Jūkenpo 柔拳法
- Focus: Empty handed/open-handed striking and stand up grappling
- Country of origin: Japan
- Parenthood: Jūjutsu, Aikinojutsu, Quan fa
- Olympic sport: No

= Jukenpo =

Japanese martial art

Jūkenpo (柔拳法, jūkenpo or sometimes jūkempo) is a Japanese martial art. Its name can be translated as "the Way of the soft fist" or "the soft boxing".

==History==
Jukenpo is thought to draw its origins from a combination of Jūjutsu, Aikinojutsu principles and the Chinese boxing arts. It was one of the fighting arts used by the horsemen to unseat their enemies and for close range combat.

As Jukempo became tactically less interesting, it moved to a ground fighting method.

==Jukenpo today==
Jukenpo is actually part of the Takeda Ryu Nakamura Ha Sobudo and is considered a complement to the Aikido taught in this school. Jukenpo strikes are used to divert an opponent before a decisive action such as a sword cut, a throw or a joint break.

The combination of Aikido and Jukenpo is often named Jūjutsu Kenpo (柔術拳法).

===Technical aspects===
Jukenpo uses strikes, throws, locks and chokes. As a descendant of the Chinese boxing, punches and kicks are fundamental in this art.

The basic punches are:
- Tate Ken Tate Uchi: "hammer" blow to the top of the fontanel.
- Tate Ken Yoko Uchi: "hammer" blow to the temple.
- Tate Ken Gyaku Yoko Uchi: cross "hammer" blow to the temple.
- Tate Ken Yoko Uchi: "hammer" blow to the ribs.
- Tate Ken Gyaku Yoko Uchi Chudan: cross hammer blow to the ribs.
- Tate Ken Jodan Tsuki: punch to the face with the hand in a vertical position.
- Tate Ken Chudan Tsuki: punch to the abdomen with the hand in a vertical position.
- Yoko Ken Jodan Tsuki: punch to the face with the hand in an horizontal position.
- Yoko Ken Chudan Tuski: punch to the abdomen with the hand in a horizontal position.
- Yoko Ken Yoko Uchi: punch to the temple, similar to an hook in boxing.
- Yoko Ken Age Uchi: punch to the chin, similar to an uppercut.
- Uraken Mukae Uchi: reverse punch to the nose.
- Uraken Age Uchi: reverse punch to the jaw.

The basic kicks are :
- Ate Geri Chudan: front kick to the abdomen.
- Harai Geri Gedan: low lateral kick to the knee.
- Harai Geri Chudan: lateral kick to the ribs.
- Ori Geri Gedan: pushing kick to the kneecap.
- Ori Geri Chudan: pushing kick to the abdomen.

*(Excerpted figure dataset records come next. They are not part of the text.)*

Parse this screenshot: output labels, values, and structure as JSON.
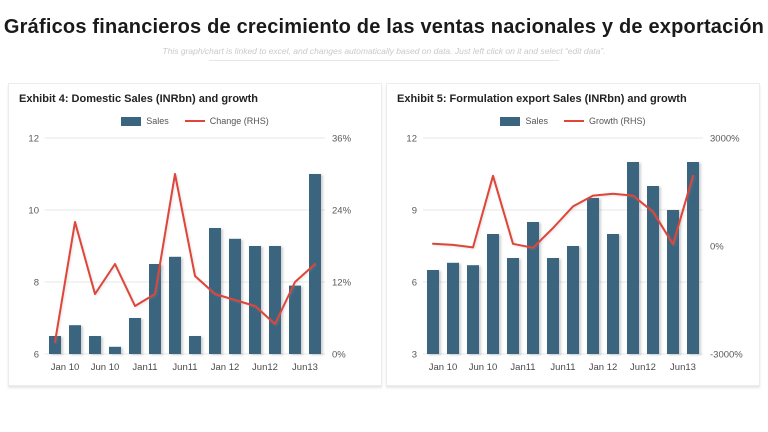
{
  "page": {
    "title": "Gráficos financieros de crecimiento de las ventas nacionales y de exportación",
    "subtitle": "This graph/chart is linked to excel, and changes automatically based on data. Just left click on it and select “edit data”."
  },
  "colors": {
    "bar": "#3B647F",
    "line": "#DF4539",
    "grid": "#e7e7e7",
    "axis_text": "#595959"
  },
  "chart_data": [
    {
      "type": "bar",
      "title": "Exhibit 4: Domestic Sales (INRbn) and growth",
      "legend": [
        {
          "label": "Sales",
          "swatch": "bar"
        },
        {
          "label": "Change (RHS)",
          "swatch": "line"
        }
      ],
      "categories": [
        "Jan 10",
        "Jun 10",
        "Jan11",
        "Jun11",
        "Jan 12",
        "Jun12",
        "Jun13"
      ],
      "bars": {
        "name": "Sales",
        "axis": "left",
        "values": [
          6.5,
          6.8,
          6.5,
          6.2,
          7.0,
          8.5,
          8.7,
          6.5,
          9.5,
          9.2,
          9.0,
          9.0,
          7.9,
          11.0
        ]
      },
      "line": {
        "name": "Change (RHS)",
        "axis": "right",
        "values_pct": [
          2,
          22,
          10,
          15,
          8,
          10,
          30,
          13,
          10,
          9,
          8,
          5,
          12,
          15
        ]
      },
      "y_left": {
        "min": 6,
        "max": 12,
        "ticks": [
          6,
          8,
          10,
          12
        ]
      },
      "y_right": {
        "min": 0,
        "max": 36,
        "ticks": [
          {
            "v": 0,
            "label": "0%"
          },
          {
            "v": 12,
            "label": "12%"
          },
          {
            "v": 24,
            "label": "24%"
          },
          {
            "v": 36,
            "label": "36%"
          }
        ]
      },
      "layout": {
        "grid": true,
        "legend_position": "top",
        "bars_per_category_label": 2
      }
    },
    {
      "type": "bar",
      "title": "Exhibit 5: Formulation export Sales (INRbn) and growth",
      "legend": [
        {
          "label": "Sales",
          "swatch": "bar"
        },
        {
          "label": "Growth (RHS)",
          "swatch": "line"
        }
      ],
      "categories": [
        "Jan 10",
        "Jun 10",
        "Jan11",
        "Jun11",
        "Jan 12",
        "Jun12",
        "Jun13"
      ],
      "bars": {
        "name": "Sales",
        "axis": "left",
        "values": [
          6.5,
          6.8,
          6.7,
          8.0,
          7.0,
          8.5,
          7.0,
          7.5,
          9.5,
          8.0,
          11.0,
          10.0,
          9.0,
          11.0
        ]
      },
      "line": {
        "name": "Growth (RHS)",
        "axis": "right",
        "values_pct": [
          60,
          30,
          -40,
          1950,
          60,
          -50,
          500,
          1100,
          1400,
          1450,
          1400,
          950,
          50,
          1950
        ]
      },
      "y_left": {
        "min": 3,
        "max": 12,
        "ticks": [
          3,
          6,
          9,
          12
        ]
      },
      "y_right": {
        "min": -3000,
        "max": 3000,
        "ticks": [
          {
            "v": -3000,
            "label": "-3000%"
          },
          {
            "v": 0,
            "label": "0%"
          },
          {
            "v": 3000,
            "label": "3000%"
          }
        ]
      },
      "layout": {
        "grid": true,
        "legend_position": "top",
        "bars_per_category_label": 2
      }
    }
  ]
}
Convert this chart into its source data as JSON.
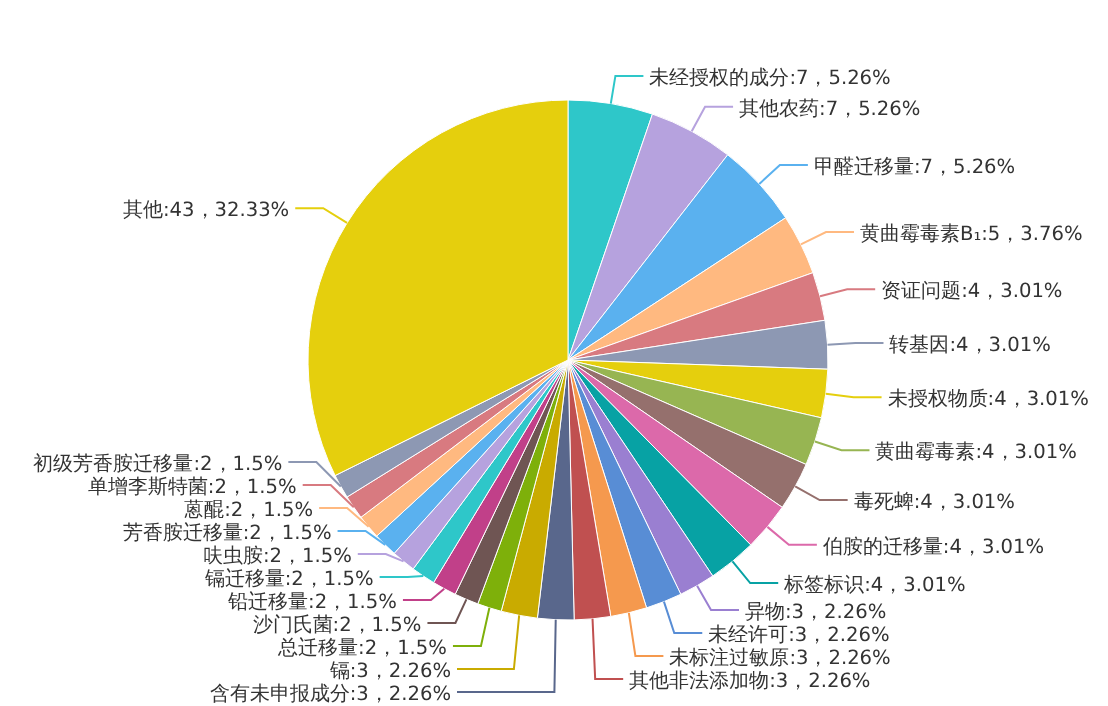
{
  "chart_data": {
    "type": "pie",
    "categories": [
      "未经授权的成分",
      "其他农药",
      "甲醛迁移量",
      "黄曲霉毒素B₁",
      "资证问题",
      "转基因",
      "未授权物质",
      "黄曲霉毒素",
      "毒死蜱",
      "伯胺的迁移量",
      "标签标识",
      "异物",
      "未经许可",
      "未标注过敏原",
      "其他非法添加物",
      "含有未申报成分",
      "镉",
      "总迁移量",
      "沙门氏菌",
      "铅迁移量",
      "镉迁移量",
      "呋虫胺",
      "芳香胺迁移量",
      "蒽醌",
      "单增李斯特菌",
      "初级芳香胺迁移量",
      "其他"
    ],
    "values": [
      7,
      7,
      7,
      5,
      4,
      4,
      4,
      4,
      4,
      4,
      4,
      3,
      3,
      3,
      3,
      3,
      3,
      2,
      2,
      2,
      2,
      2,
      2,
      2,
      2,
      2,
      43
    ],
    "value_labels": [
      "7，5.26%",
      "7，5.26%",
      "7，5.26%",
      "5，3.76%",
      "4，3.01%",
      "4，3.01%",
      "4，3.01%",
      "4，3.01%",
      "4，3.01%",
      "4，3.01%",
      "4，3.01%",
      "3，2.26%",
      "3，2.26%",
      "3，2.26%",
      "3，2.26%",
      "3，2.26%",
      "3，2.26%",
      "2，1.5%",
      "2，1.5%",
      "2，1.5%",
      "2，1.5%",
      "2，1.5%",
      "2，1.5%",
      "2，1.5%",
      "2，1.5%",
      "2，1.5%",
      "43，32.33%"
    ],
    "colors": [
      "#2ec7c9",
      "#b6a2de",
      "#5ab1ef",
      "#ffb980",
      "#d87a80",
      "#8d98b3",
      "#e5cf0d",
      "#97b552",
      "#95706d",
      "#dc69aa",
      "#07a2a4",
      "#9a7fd1",
      "#588dd5",
      "#f5994e",
      "#c05050",
      "#59678c",
      "#c9ab00",
      "#7eb00a",
      "#6f5553",
      "#c14089",
      "#2ec7c9",
      "#b6a2de",
      "#5ab1ef",
      "#ffb980",
      "#d87a80",
      "#8d98b3",
      "#e5cf0d"
    ]
  }
}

There are several other strikes such as Higi Uchi (elbow strikes), Hiza Geri (knee kicks) that are not included in the basic techniques and considered as Koryu Waza.

Jukenpo relies on relaxed movements to increase speed and allow faster sequences. The tension exists only during the impact. This principle is opposite to the "one hit, one kill" philosophy of Karate.

===Teaching methods===
The Kihon Waza (basic techniques) are designed to acquire the basic principles of the techniques. The first approach is to repeat the hits and blocks alone. In order to improve the basics, the techniques are then practised with a partner. One of the partners is the attacker and the other one the defender. This training is scheduled and conventional.

After that, the training focuses on Kaeshi Waza to develop the Sen no Sen feelings. These exercises aim to hit the attacker exactly at the moment he takes the initiative.

At mid-level, Kumite Randori (free partner sparring) is practiced in the form of Ju Ippon Kumite (soft, one hit, free sparring) and Ju Kumite (soft free sparring). Shiai Kumite is another part of the teaching. Shiai Kumite is a way to train as close as possible of a real fight. The opponents wear at least hands, feet and teeth protectors to avoid injuries.

The highest and most advanced level of technique is Koryū Waza. Koryū Waza are ancient techniques, designed for maximal efficiency and damages with a minimal effort. They originate from battlefields.